Recent statements by ESMA and BaFin stress the high risks associated with ICOs. Investors should be aware of the total loss risk and that investor protection measures might not apply because ICOs often are not subject to existing rules and regulations.

16 November 2017

Publication

On 15 November 2017, the German supervisory authority (BaFin) issued a warning on initial coin offerings (ICOs). According to BaFin, ICOs are highly speculative investments that often are not subject to applicable regulatory provisions. Investors of ICOs therefore do not benefit from protection provided by regulation. The BaFin position is fully in line with the European Securities and Markets Authority (ESMA) statements of 13 November 2017.

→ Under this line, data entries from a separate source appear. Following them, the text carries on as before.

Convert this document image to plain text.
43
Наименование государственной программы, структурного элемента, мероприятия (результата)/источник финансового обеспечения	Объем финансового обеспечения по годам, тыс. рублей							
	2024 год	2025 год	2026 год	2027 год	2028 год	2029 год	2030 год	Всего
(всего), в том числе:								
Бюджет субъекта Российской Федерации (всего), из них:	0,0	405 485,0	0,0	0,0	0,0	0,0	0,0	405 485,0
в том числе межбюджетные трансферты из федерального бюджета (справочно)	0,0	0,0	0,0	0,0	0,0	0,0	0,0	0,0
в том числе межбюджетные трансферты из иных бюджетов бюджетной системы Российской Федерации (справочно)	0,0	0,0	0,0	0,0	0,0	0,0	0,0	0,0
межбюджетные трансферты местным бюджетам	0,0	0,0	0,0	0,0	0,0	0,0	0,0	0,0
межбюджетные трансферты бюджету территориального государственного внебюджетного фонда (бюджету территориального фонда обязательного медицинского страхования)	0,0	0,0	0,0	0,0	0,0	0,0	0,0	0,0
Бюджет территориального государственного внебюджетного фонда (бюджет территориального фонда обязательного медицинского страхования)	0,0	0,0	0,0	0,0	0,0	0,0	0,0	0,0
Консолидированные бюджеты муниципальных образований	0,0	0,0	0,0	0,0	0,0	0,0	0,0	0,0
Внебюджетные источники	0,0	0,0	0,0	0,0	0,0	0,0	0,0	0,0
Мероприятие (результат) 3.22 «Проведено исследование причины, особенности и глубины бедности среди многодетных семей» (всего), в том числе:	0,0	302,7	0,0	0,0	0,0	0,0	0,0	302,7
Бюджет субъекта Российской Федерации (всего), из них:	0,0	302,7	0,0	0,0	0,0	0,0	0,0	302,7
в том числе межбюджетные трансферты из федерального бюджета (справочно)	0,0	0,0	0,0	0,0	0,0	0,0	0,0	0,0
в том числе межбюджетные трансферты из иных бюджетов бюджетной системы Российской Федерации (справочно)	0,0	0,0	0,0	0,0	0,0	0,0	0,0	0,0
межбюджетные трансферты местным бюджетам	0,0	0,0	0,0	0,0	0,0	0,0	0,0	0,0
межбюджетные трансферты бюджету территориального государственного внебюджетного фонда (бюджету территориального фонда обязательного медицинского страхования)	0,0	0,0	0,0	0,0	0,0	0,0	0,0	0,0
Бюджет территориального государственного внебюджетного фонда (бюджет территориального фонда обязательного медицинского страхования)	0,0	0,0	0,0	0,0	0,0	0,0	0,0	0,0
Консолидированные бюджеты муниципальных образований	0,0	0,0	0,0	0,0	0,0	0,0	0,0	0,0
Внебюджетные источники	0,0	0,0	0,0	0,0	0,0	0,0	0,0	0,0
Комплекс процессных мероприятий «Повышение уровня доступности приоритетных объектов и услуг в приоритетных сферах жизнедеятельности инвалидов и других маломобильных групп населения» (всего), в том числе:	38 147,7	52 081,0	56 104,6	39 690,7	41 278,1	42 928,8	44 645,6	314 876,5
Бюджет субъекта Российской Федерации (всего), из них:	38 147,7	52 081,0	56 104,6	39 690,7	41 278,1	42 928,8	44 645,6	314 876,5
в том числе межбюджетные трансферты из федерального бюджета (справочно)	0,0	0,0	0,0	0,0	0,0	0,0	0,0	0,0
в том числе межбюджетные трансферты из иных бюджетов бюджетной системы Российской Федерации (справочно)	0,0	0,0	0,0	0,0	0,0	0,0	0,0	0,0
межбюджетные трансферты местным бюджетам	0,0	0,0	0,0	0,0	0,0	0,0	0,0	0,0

ICO is a new development of venture capital within the space of blockchain technology. There are two basic types of ICOs: i) program code (Smart Contracts) that is recorded on an existing blockchain and ii) creation of various blockchains and virtual currencies. Both types of ICOs generate digital tokens. These tokens are sold in exchange for other virtual currencies or for fiat money in unregulated public offerings (Token Sale).

BaFin highlights the lack of regulation of ICOs. Local securities laws do not apply to them. Therefore, shareholder rights, information rights,  rights of control and voting rights are not essential features of an ICO token. The issuer of ICOs has full discretion over the rights and claims attached to the issued token or coin. The documentation - whitepapers, terms and conditions - supporting such a token sale are not subject to any law or regulatory provisions and the supervisory authorities have not reviewed the completeness of their content. Neither does the law require a specific type of enterprise nor the existence of a business operation in order to issue tokens under an ICO.

The risks for investors therefore derive from the lack of regulation of ICOs. The investor should be aware of the possibility of a total loss of their investment, the high fluctuation risk of the tokens and the limited tradability of the tokens on secondary markets, which for themselves are unregulated. In addition, the investor is responsible to keep the private keys safe in order to prevent loss or theft of the acquired tokens.

Because of the high complexity of the underlying technology, only experts are able to review the program code of the smart contracts and thus verify the functionality of the respective token as described in the issuer documentation. In absence of any applicable investor protection measures, the investors are left to only rely on the whitepaper or terms and conditions, which are drafted and can be amended at any time within the full discretion by the issuer of the ICO alone. Because of the pseudonymity of the tokens, the identity of the issuer is not determinable. ICO activities therefore are vulnerable to fraud, money laundering and terrorist financing.

Investors of ICOs should therefore duly investigate the identity, integrity and creditworthiness of the issuer of the ICO. Furthermore, they should check the registered office, legal status, date of foundation, involved persons and capital resources of the ICO issuer. For instance, the registration as a foundation in Switzerland does not per se indicate that the ICO is subject to regulation.

This BaFin announcement follows another BaFin consumer protection warning of the preceding week concerning the identical topic. The BaFin position is fully in line with the ESMA view on ICOs expressed in two recent statements highlighting the risks of investments in ICOs and the existing rules applicable to ICOs.

This document (and any information accessed through links in this document) is provided for information purposes only and does not constitute legal advice. Professional legal advice should be obtained before taking or refraining from any action as a result of the contents of this document.